Hope for a solution is on the horizon, however. Hobbs says BC has been looking into expanding pharmaceutical options “for quite some time,” and SaferVic has already been preparing to offer these options to their clients. The hope is that the project can soon expand to prescribe pharmaceutical-grade heroin (or diacetylmorphine) and powdered fentanyl.
Finally, one point every expert and advocate we interviewed agrees on is that safe supply does not replace a need for decriminalizing possession of drugs.
“It's important to recognize the role that [decriminalization] would play in reducing stigma and changing attitudes,” Pauly said.
Hobbs agrees, adding that prioritizing the expansion of safe supply should not happen at the cost of slowing down work that needs to be done to decriminalize drug possession.
Even Devine, the McMaster psychiatrist who is skeptical of safe supply, supports the decriminalization approach first taken by Portugal.

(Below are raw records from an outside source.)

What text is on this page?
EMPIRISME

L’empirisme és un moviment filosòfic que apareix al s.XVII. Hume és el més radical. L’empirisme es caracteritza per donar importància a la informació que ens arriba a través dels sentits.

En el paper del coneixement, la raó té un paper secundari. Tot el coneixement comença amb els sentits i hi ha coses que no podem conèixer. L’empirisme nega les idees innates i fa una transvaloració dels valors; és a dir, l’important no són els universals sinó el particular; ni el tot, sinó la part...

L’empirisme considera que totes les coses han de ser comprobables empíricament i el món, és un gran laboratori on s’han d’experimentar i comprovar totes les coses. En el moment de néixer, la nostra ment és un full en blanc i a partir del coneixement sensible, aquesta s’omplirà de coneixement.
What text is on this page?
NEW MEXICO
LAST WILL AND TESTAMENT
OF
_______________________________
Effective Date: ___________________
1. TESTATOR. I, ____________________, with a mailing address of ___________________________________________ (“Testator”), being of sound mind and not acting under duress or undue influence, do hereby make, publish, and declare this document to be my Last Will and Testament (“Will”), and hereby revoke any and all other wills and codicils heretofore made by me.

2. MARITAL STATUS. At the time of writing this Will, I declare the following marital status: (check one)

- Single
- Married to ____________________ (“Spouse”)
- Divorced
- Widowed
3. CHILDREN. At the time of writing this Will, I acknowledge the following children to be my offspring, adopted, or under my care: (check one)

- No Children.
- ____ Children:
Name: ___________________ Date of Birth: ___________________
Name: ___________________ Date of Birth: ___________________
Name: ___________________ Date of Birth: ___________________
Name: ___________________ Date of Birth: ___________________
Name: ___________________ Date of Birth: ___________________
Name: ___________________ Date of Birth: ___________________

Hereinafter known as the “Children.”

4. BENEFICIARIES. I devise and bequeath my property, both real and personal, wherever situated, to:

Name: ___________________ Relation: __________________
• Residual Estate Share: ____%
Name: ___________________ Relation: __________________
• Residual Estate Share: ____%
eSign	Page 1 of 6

At the moment, Vancouver is the first Canadian city to approach Health Canada with a motion to decriminalize possession of small amounts of illicit drugs.
But even after decriminalization, there would still be room for programs providing other harm reduction measures like safe supply.
“We know from other countries that have decriminalized that they also scaled up health and social programs, and so SaferVic would be an example of a program that could fit into that kind of comprehensive approach,” Pauly said.
For Hobbs at SaferVic, the current model “feels like a bit of a drop in the bucket,” but the work she and her team does gives her hope.
“Just talking with our front-line workers who are out there, their energy is up, and they're positive,” said Hobbs.
“That alone, to me, is an indicator that some of what we're doing is helping people and providing hope to people in the community too.”